«Sai che cosa è varietà? So’ questi vestiri scaccati, racamati, lillati e divisati: tu m’intendi bene; e queste tali cose tu le porti molto volentieri.»
(Knowest thou what is meant by variety? It consists in those garments in checks, all embroidered and flowered and with stripes of different colours: thou dost understand me well; and such things as these dost thou wear with only too great willingness). These were Saint Bernardine's words in one of his sermons in Siena in 1427.
And he was not wrong.
Checked textiles (i.e. with squares on them) were greatly appreciated at that time by both men and women and actually, if we check carefully the historical sources, we can find that those textiles were produced and sold both before and after the franciscan preecher's age.
That's why Vanni di Bonagiunta Stefani, a merchant from Pisa, put a checked piece of cloth among the many others sent to Sicily in 1326-1327.

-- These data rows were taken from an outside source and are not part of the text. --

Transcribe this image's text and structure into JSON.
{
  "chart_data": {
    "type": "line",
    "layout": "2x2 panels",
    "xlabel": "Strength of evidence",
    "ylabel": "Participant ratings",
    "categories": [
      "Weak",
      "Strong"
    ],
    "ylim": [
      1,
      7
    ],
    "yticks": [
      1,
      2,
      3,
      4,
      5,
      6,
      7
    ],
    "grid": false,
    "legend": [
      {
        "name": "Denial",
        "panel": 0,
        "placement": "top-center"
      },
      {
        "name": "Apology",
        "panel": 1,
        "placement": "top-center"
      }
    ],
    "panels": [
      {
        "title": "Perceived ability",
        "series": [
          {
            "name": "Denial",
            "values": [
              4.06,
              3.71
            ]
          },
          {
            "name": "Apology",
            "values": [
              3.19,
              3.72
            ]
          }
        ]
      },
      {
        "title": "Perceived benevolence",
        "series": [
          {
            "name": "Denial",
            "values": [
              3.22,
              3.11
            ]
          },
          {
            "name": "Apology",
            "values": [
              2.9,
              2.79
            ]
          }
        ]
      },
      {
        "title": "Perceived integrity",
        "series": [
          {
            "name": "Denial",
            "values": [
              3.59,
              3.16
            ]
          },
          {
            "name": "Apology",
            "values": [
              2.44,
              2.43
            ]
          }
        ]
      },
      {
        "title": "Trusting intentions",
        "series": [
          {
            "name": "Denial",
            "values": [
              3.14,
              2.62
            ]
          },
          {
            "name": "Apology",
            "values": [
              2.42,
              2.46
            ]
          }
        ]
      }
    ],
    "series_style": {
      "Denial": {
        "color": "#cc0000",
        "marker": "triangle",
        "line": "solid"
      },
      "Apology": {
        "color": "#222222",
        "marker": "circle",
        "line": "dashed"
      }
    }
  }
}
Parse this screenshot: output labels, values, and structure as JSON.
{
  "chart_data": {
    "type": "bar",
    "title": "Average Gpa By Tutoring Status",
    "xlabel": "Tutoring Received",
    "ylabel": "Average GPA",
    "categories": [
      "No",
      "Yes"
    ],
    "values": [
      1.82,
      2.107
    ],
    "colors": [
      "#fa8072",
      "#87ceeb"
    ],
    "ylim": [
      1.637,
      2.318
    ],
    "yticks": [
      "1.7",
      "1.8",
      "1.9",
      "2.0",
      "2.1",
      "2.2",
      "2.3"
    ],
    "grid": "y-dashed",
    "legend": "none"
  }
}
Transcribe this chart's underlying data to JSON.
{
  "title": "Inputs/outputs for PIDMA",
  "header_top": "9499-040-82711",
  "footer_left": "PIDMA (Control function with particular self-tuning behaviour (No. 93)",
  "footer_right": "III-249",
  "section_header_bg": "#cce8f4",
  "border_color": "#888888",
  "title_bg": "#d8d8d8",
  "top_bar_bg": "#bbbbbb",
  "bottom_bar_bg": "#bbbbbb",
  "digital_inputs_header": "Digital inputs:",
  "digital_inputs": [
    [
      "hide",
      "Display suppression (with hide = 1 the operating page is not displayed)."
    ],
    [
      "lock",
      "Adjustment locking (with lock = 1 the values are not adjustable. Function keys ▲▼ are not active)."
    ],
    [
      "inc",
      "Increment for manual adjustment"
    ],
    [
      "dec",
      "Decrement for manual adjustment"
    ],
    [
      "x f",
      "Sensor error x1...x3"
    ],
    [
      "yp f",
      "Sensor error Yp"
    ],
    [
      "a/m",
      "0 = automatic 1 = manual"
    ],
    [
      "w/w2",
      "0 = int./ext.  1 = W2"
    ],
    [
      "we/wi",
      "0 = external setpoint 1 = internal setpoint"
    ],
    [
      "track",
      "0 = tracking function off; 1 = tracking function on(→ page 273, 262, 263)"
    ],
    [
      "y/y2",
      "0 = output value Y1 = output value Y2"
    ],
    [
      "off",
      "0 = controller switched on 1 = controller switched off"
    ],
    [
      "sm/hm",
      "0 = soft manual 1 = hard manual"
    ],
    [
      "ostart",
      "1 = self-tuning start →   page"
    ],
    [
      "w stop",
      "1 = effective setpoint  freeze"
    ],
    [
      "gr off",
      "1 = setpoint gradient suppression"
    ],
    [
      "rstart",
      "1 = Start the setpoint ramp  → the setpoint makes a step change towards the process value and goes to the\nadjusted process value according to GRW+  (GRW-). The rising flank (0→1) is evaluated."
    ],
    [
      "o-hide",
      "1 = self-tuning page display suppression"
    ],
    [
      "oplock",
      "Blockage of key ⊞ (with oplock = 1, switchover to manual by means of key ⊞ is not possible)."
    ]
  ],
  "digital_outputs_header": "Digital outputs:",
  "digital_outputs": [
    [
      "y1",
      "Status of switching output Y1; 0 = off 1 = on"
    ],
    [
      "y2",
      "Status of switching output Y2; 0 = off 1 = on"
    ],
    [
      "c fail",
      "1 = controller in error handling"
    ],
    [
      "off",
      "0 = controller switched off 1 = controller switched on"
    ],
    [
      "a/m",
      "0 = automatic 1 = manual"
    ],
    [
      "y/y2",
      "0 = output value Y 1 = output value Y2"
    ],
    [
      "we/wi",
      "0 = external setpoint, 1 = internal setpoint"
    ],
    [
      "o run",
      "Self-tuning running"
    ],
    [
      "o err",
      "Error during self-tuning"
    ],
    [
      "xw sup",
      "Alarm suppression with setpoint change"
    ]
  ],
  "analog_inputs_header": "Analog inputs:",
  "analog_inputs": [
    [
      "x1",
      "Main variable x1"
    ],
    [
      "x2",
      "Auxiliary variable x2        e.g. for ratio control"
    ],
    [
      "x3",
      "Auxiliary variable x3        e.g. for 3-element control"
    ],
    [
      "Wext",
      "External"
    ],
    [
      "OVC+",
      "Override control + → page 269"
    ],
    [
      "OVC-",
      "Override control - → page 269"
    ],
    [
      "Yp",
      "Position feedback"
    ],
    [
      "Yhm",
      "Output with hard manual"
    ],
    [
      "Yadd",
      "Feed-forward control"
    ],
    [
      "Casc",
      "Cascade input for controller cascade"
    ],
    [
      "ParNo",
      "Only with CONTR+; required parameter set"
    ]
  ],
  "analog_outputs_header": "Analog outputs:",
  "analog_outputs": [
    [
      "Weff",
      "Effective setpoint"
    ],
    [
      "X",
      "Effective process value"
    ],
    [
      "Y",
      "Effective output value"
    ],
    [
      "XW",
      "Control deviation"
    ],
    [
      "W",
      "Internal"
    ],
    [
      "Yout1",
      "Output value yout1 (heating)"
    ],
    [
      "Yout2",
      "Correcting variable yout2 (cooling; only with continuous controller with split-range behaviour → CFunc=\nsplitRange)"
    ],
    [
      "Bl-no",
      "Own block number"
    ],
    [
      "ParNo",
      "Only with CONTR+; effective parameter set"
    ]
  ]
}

And checked textiles must have been quite common among the richest if in 1355 the florentine sumptuary law clearly stated that "no woman, married or young, of any condition can wear any dress or overdress of woolen divided cloth [...] or silken checked cloth" ("che neuna donna, o femina o fanciulla, di chentunque conditione sia possa o ardisca o presumisca portare o vestire alcuna robba o vestimento alcuno di panno di lana divisato [...] o scaccato in seta"). Infact, again in Florence, we find in 1343 Donna Francesca, wife of Manni degli Albizi, with "unam chottam drappi schacchati cum scacchis albis et nigris cum virgis vermiliis et albis per transversum et cum virgis viridibus et sanguignis per longam" ("a cotta - a dress to be worn over the shirt - of checked silk with white and black squares and white and red diagonal lines and with red and green vertical lines").
The same year in the same city Donna Piera, wife of the doorkeeper Piggello, owned a richly embroidered cloak with red checked silken lining".
And XVI century is not less passionte about checked textiles.
In Perugia in 1508 a special commission of ten experts forbade men to wear, among other pieces of clothing checked and divided hoses, probably not very different from the piece we see here on the right.
If we want to have an idea of how those fabrics were made, we can look at that time frescoes and paintings, as well as some rare extant piece: a beautiful example is the 1512 portrait of a nobleman by Bartolomeo Veneto now in the National Gallery of art in Rome (see below).